For the next few steps, we are working in an idealistic world. Set up what you want for each subject when you are done with it, although you may never finish, you can still significantly improve your property. Take an aerial view of the property, understanding where the property lines are. Draw out where you want to have food plots. Where on these plots will you have stands? Will these stand locations fit the prevailing winds of hunting season, as well as a variety of wind and weather situations? How will you travel to the stands? Where will the deer bed? Where will the deer have sanctuary from hunting and human pressure? What natural food and water sources are there? Especially for smaller properties, which of these aspects can you rely on neighboring properties or farms provide?

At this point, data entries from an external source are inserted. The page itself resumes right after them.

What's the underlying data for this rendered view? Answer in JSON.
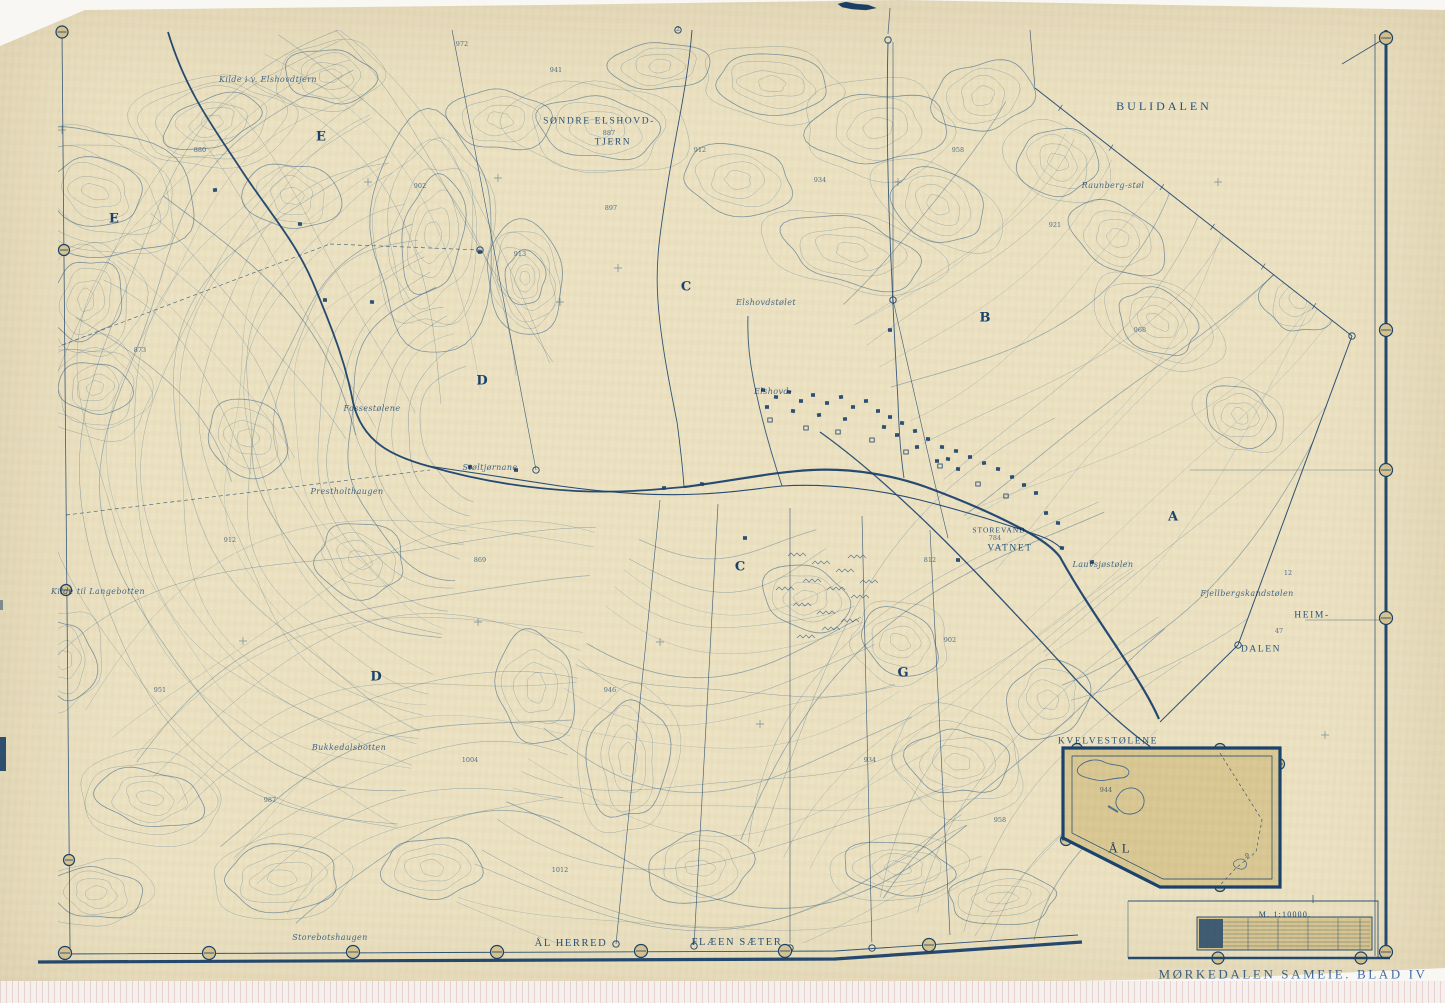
{
  "map": {
    "title": "MØRKEDALEN SAMEIE. BLAD IV",
    "scale_label": "M. 1:10000.",
    "inset": {
      "name": "KVELVESTØLENE",
      "area_label": "ÅL"
    },
    "bottom_labels": {
      "left": "ÅL HERRED",
      "right": "FLÆEN SÆTER"
    },
    "colors": {
      "paper": "#ece2c2",
      "ink": "#3a6cb0",
      "ink_dark": "#1d4b8f",
      "scan_bg": "#f8f7f4"
    },
    "place_labels": [
      {
        "text": "BULIDALEN",
        "x": 1164,
        "y": 106,
        "cls": "caps lg"
      },
      {
        "text": "SØNDRE ELSHOVD-",
        "x": 599,
        "y": 122,
        "cls": "caps sm"
      },
      {
        "text": "TJERN",
        "x": 613,
        "y": 143,
        "cls": "caps sm"
      },
      {
        "text": "STOREVAND",
        "x": 999,
        "y": 530,
        "cls": "caps xs"
      },
      {
        "text": "VATNET",
        "x": 1010,
        "y": 549,
        "cls": "caps sm"
      },
      {
        "text": "HEIM-",
        "x": 1312,
        "y": 616,
        "cls": "caps sm"
      },
      {
        "text": "DALEN",
        "x": 1261,
        "y": 650,
        "cls": "caps sm"
      },
      {
        "text": "Kilde til Langebotten",
        "x": 98,
        "y": 592,
        "cls": "cur"
      },
      {
        "text": "Bukkedalsbotten",
        "x": 349,
        "y": 748,
        "cls": "cur"
      },
      {
        "text": "Storebotshaugen",
        "x": 330,
        "y": 938,
        "cls": "cur"
      },
      {
        "text": "Prestholthaugen",
        "x": 347,
        "y": 492,
        "cls": "cur"
      },
      {
        "text": "Fossestølene",
        "x": 372,
        "y": 409,
        "cls": "cur"
      },
      {
        "text": "Støltjørnane",
        "x": 490,
        "y": 468,
        "cls": "cur"
      },
      {
        "text": "Elshovd-",
        "x": 773,
        "y": 392,
        "cls": "cur"
      },
      {
        "text": "Elshovdstølet",
        "x": 766,
        "y": 303,
        "cls": "cur"
      },
      {
        "text": "Raunberg-støl",
        "x": 1113,
        "y": 186,
        "cls": "cur"
      },
      {
        "text": "Fjellbergskandstølen",
        "x": 1247,
        "y": 594,
        "cls": "cur"
      },
      {
        "text": "Lauvsjøstølen",
        "x": 1103,
        "y": 565,
        "cls": "cur"
      },
      {
        "text": "Kilde i v. Elshovdtjern",
        "x": 268,
        "y": 80,
        "cls": "cur"
      }
    ],
    "parcel_letters": [
      {
        "text": "E",
        "x": 321,
        "y": 137
      },
      {
        "text": "E",
        "x": 114,
        "y": 219
      },
      {
        "text": "C",
        "x": 686,
        "y": 287
      },
      {
        "text": "B",
        "x": 985,
        "y": 318
      },
      {
        "text": "D",
        "x": 482,
        "y": 381
      },
      {
        "text": "C",
        "x": 740,
        "y": 567
      },
      {
        "text": "D",
        "x": 376,
        "y": 677
      },
      {
        "text": "G",
        "x": 903,
        "y": 673
      },
      {
        "text": "A",
        "x": 1173,
        "y": 517
      }
    ],
    "spot_heights": [
      {
        "text": "887",
        "x": 609,
        "y": 133
      },
      {
        "text": "784",
        "x": 995,
        "y": 538
      },
      {
        "text": "12",
        "x": 1288,
        "y": 573
      },
      {
        "text": "47",
        "x": 1279,
        "y": 631
      },
      {
        "text": "2",
        "x": 678,
        "y": 29
      },
      {
        "text": "9",
        "x": 1247,
        "y": 856
      },
      {
        "text": "972",
        "x": 462,
        "y": 44
      },
      {
        "text": "941",
        "x": 556,
        "y": 70
      },
      {
        "text": "902",
        "x": 420,
        "y": 186
      },
      {
        "text": "913",
        "x": 520,
        "y": 254
      },
      {
        "text": "897",
        "x": 611,
        "y": 208
      },
      {
        "text": "912",
        "x": 700,
        "y": 150
      },
      {
        "text": "934",
        "x": 820,
        "y": 180
      },
      {
        "text": "958",
        "x": 958,
        "y": 150
      },
      {
        "text": "921",
        "x": 1055,
        "y": 225
      },
      {
        "text": "968",
        "x": 1140,
        "y": 330
      },
      {
        "text": "880",
        "x": 200,
        "y": 150
      },
      {
        "text": "873",
        "x": 140,
        "y": 350
      },
      {
        "text": "912",
        "x": 230,
        "y": 540
      },
      {
        "text": "951",
        "x": 160,
        "y": 690
      },
      {
        "text": "987",
        "x": 270,
        "y": 800
      },
      {
        "text": "1004",
        "x": 470,
        "y": 760
      },
      {
        "text": "946",
        "x": 610,
        "y": 690
      },
      {
        "text": "902",
        "x": 950,
        "y": 640
      },
      {
        "text": "934",
        "x": 870,
        "y": 760
      },
      {
        "text": "958",
        "x": 1000,
        "y": 820
      },
      {
        "text": "1012",
        "x": 560,
        "y": 870
      },
      {
        "text": "869",
        "x": 480,
        "y": 560
      },
      {
        "text": "812",
        "x": 930,
        "y": 560
      },
      {
        "text": "944",
        "x": 1106,
        "y": 790
      }
    ]
  }
}
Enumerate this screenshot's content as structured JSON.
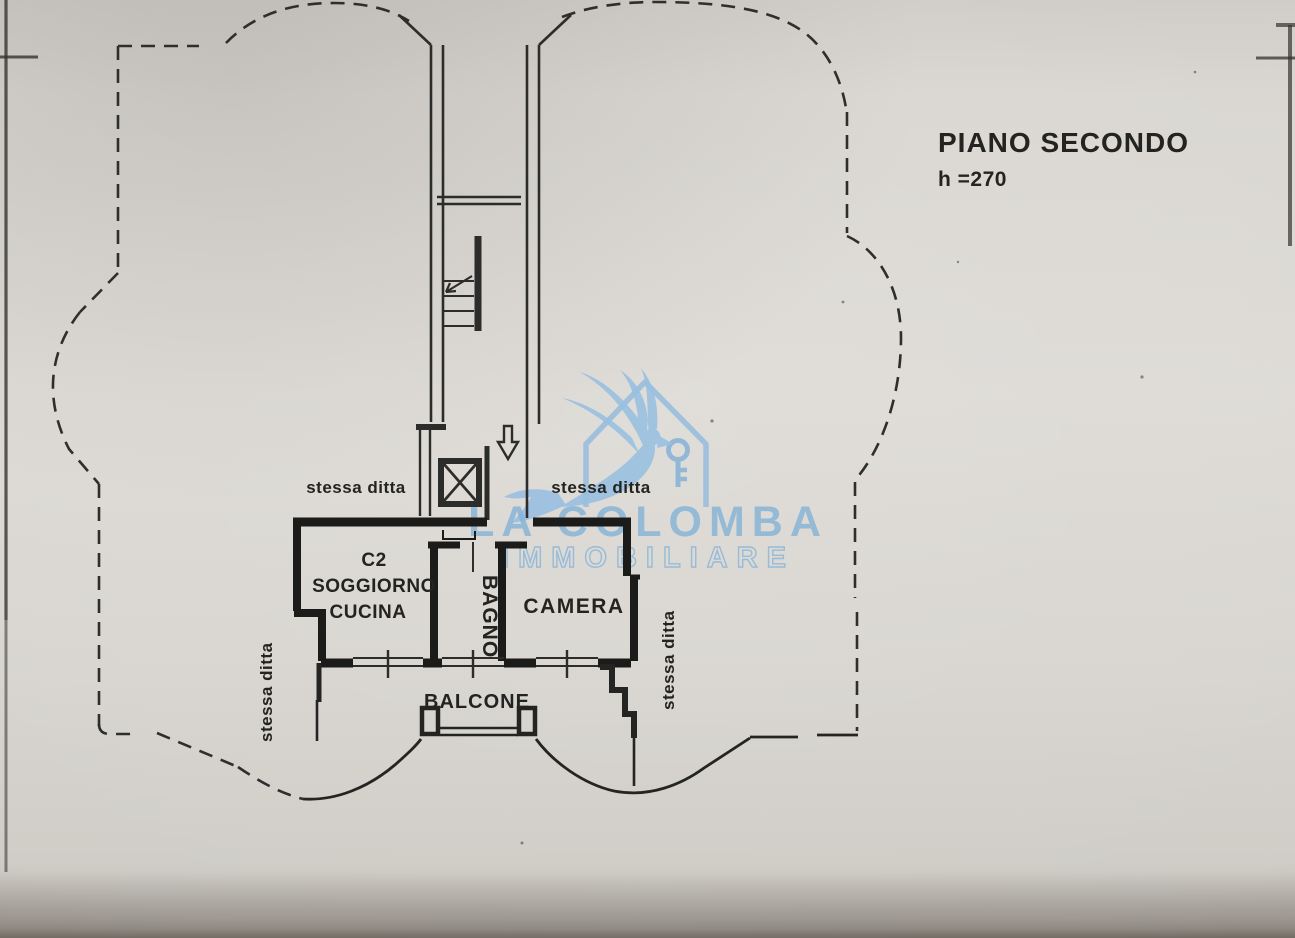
{
  "title": {
    "line1": "PIANO SECONDO",
    "line2": "h =270"
  },
  "rooms": {
    "soggiorno": [
      "C2",
      "SOGGIORNO",
      "CUCINA"
    ],
    "bagno": "BAGNO",
    "camera": "CAMERA",
    "balcone": "BALCONE"
  },
  "boundary_labels": {
    "left_horizontal": "stessa ditta",
    "right_horizontal": "stessa ditta",
    "left_vertical": "stessa ditta",
    "right_vertical": "stessa ditta"
  },
  "watermark": {
    "line1": "LA COLOMBA",
    "line2": "IMMOBILIARE"
  },
  "icons": {
    "elevator": "elevator-crossed-box",
    "stairs": "stair-flight",
    "entrance_arrow": "down-arrow",
    "stairs_arrow": "up-direction-arrow",
    "logo": "dove-with-key-and-house"
  },
  "colors": {
    "paper": "#d8d5d0",
    "ink": "#21211f",
    "wall": "#1b1b19",
    "watermark_blue": "#7db3e0"
  }
}
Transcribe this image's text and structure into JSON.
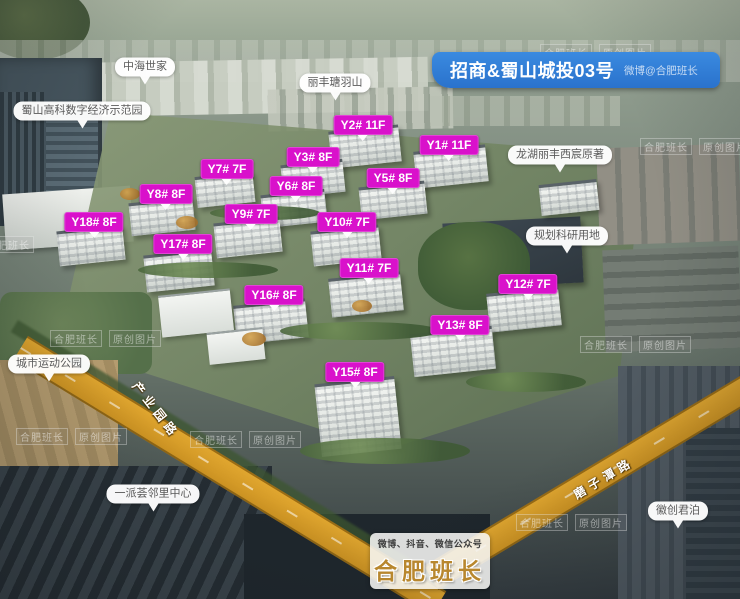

  1. Plan your game management


You can do everything correctly but still have poor results if you shoot every animal you see. You need to set up a plan for harvesting deer as well, especially if your property is big enough to avoid neighbors from ruining your work.  You may be able to work with a neighbor to achieve better results as well. What ratio of bucks-to-does do you need to take to balance everything out? What antler restrictions will you put into play to let young bucks mature? If you can keep an eye on your herd with trail cameras, you may find deer with poor genetics that needs to be taken out of the gene pool.  Put them on a hit list for the season.


  1. Food Plots


In your property layout, you should already know where you want food plots.  Now you need to figure out what you need to do to make those plots successful. What land needs to be cleared? Get the soil tested and make sure to start prepping the right fertilizer for the area. First, you should know what kind of plants you want in each plot, and which different plant species for which benefits. Some plants grow better in certain areas and better serve different species or times of the season. You may want one ¼ acre plot to explode for bow season and have another 10-acre plot that lasts late into the winter.  You'll also want to plant summer species in these plots, have that planned out as well. Summer plots are usually geared towards protein and the growth of antlers and fawns.


  1. Annual Plan


If you are like most hunters, you dream big, and the plan you have laid out so far would be expensive and very time-intensive. Now you need to break up your end goal into manageable chunks that take into account your time and money.  You may only be able to make a couple of food plots this year and add one or two each year until they are complete.  Maybe only a couple stands are in this year's budget? Put a climber or pop up blind on the list so you can move around until more stands are put up. Do you need to plant new timber? Plant it in sections every year. If you have forestry guys come out, you may be able to recoup some funds and get some work done without using your own time. Understand that anything you do to move the property towards that goal will make your property better, so be patient.  In a few years, you'd be surprised how far you'll be able to go.